Frequency regulation revenue in PJM: RegD vs. RegA in 2026

PJM's frequency regulation market is the smallest of the major ancillary services markets in megawatt terms, but for fast-responding battery storage assets it remains one of the most lucrative revenue lines per MW installed. It's also one of the most misunderstood lines in battery storage underwriting decks.

This piece walks through the basics of how PJM regulation pricing works, the key differences between RegA and RegD signals, and what the latest performance scoring updates mean for how we underwrite storage projects in 2026.

What PJM is buying when it buys regulation

Frequency regulation is the second-by-second balancing service that keeps grid frequency at 60 Hz. PJM dispatches regulation through Automatic Generation Control (AGC) signals sent to enrolled resources every two seconds. Resources are paid for:

• Capability — being available to respond, paid in dollars per regulation MW per hour
• Performance — actually responding accurately, paid in dollars per "mileage" MW (the absolute MW change the resource was asked to make)

Importantly, both components are scaled by a resource's performance score — a measure of how accurately and quickly the resource tracks the AGC signal. A score of 1.0 is perfect; battery storage assets routinely score above 0.95.

RegA vs. RegD: what's the difference?

PJM dispatches two regulation signals:

RegA (traditional regulation)

A slower, longer-duration signal designed for traditional generators — gas turbines, hydro units, and some thermal plants. RegA energy balances out over time periods of 15+ minutes.

RegD (fast regulation)

An energy-neutral, faster signal designed for fast-responding resources like batteries. RegD signals are designed to net to zero over short periods, which makes them well-suited for resources with limited energy capacity (i.e., batteries).

For battery storage, RegD is almost always more attractive because:

• The signal is energy-neutral, so a battery isn't slowly drained over the hour
• Mileage is significantly higher for RegD, which means more performance revenue per MW
• Storage resources can score very high on RegD performance because they respond near-instantly

How the math actually works

A simplified hourly revenue equation for a regulation-enrolled battery storage resource:

Hourly revenue ≈ (RMCCP × Capability MW × Performance Score) + (RMPCP × Mileage MW × Performance Score)

Where:

• RMCCP = the regulation market capability clearing price ($/MW-hr)
• RMPCP = the regulation market performance clearing price ($/mileage-MW)
• Capability MW = the MW the resource offered into the market
• Mileage MW = the absolute MW change PJM asked the resource to make

Mileage for RegD is much higher than for RegA. Recent years have shown RegD mileage ratios in the 2.5–3.5× range — meaning a 1 MW battery providing RegD might be asked to move 2.5 to 3.5 MW of net dispatch every hour.
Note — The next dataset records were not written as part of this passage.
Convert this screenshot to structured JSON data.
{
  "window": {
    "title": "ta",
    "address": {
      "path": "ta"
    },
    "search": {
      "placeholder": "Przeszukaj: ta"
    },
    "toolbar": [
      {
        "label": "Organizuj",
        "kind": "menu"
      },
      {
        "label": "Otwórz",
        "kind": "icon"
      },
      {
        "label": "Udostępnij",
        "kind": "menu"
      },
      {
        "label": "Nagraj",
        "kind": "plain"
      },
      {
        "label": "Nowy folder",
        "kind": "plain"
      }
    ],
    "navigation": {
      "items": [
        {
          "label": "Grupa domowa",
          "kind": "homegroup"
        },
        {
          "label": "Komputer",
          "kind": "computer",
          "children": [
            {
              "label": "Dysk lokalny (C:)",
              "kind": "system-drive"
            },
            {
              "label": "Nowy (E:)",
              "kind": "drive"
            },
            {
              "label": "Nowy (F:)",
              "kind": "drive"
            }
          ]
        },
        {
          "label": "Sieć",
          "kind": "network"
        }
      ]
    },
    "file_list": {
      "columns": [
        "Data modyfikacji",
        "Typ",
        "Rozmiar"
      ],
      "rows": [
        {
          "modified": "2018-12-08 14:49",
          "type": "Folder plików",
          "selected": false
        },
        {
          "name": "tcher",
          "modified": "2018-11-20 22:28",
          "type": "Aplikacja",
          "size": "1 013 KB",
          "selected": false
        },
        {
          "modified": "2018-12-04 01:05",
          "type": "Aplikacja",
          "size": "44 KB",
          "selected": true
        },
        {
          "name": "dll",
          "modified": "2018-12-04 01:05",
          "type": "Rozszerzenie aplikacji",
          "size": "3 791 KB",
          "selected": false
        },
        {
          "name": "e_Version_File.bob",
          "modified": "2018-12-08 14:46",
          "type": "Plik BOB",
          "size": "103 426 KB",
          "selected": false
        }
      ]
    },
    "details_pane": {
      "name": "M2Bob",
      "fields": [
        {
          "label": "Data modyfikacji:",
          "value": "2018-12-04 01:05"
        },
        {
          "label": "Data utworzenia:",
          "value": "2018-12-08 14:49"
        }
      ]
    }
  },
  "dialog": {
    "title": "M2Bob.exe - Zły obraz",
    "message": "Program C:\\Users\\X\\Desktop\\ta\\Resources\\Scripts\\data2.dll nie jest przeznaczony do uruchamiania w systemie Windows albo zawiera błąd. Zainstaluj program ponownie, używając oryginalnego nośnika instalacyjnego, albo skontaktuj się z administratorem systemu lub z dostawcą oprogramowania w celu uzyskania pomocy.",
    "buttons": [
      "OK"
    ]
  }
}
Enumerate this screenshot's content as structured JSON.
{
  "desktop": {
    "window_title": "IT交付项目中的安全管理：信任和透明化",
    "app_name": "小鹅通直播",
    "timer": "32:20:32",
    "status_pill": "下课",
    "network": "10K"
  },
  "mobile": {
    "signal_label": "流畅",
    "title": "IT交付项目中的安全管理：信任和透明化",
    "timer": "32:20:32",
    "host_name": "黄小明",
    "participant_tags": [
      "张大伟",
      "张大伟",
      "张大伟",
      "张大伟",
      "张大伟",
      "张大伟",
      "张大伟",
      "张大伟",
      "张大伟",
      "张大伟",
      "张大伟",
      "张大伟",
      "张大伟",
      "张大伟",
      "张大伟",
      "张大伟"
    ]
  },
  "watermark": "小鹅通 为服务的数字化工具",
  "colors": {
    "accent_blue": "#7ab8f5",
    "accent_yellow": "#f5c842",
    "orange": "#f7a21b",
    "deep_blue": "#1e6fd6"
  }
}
What's changed in performance scoring

PJM has refined performance scoring over the past several market years to better reflect actual signal-tracking accuracy. The most consequential changes for storage:

• Stricter tolerance bands for RegD performance — small misses now matter more
• Updated benchmarking that compares resource response to optimal response, not historical fleet response
• More aggressive penalties for repeated under-performance, with potential mileage adjustments

For well-controlled battery storage assets, none of these changes are existential. A modern battery with a properly tuned response control loop should still clear performance scores well above 0.95. But the changes do tighten the gap between best-in-class and average operators, which means execution quality is increasingly a differentiator.

What this means for underwriting

A few practical implications for how we underwrite PJM storage projects at AM Energy:

1. RegD remains the default for fast storage. Storage assets without compelling reasons to enroll in RegA should default to RegD enrollment.
2. Performance score sensitivity matters. Project pro formas should run sensitivities at 0.92, 0.95, and 0.98 performance scores — not just a single "0.97 for all years" assumption.
3. Regulation can't be the whole thesis. Even strong regulation revenue doesn't justify a standalone storage project on its own. Regulation should be one revenue line in a stacked underwriting model that also includes capacity, energy arbitrage, and reserves.
4. Regulation capacity competes with other dispatch. Every MW of regulation capability committed reduces the MW available for other revenue streams. Optimal dispatch models should optimize across the full revenue stack, not maximize regulation in isolation.

Where regulation is heading

The PJM regulation market is a finite-size market — total cleared capability across all hours is bounded by PJM's regulation requirement. As more fast resources qualify, the per-MW revenue available to any individual resource will continue to compress. We expect:

• Continued downward pressure on regulation clearing prices in well-saturated zones
• Higher relative value for regulation in constrained or under-saturated areas
• Increasing emphasis on combined regulation + reserves stacks, including new fast-response reserve products that PJM and other ISOs are exploring

None of this changes the fundamental case for utility-scale battery storage. It just reinforces that storage projects need to be underwritten across the full revenue stack — energy, capacity, regulation, and reserves — with realistic assumptions about how each market evolves.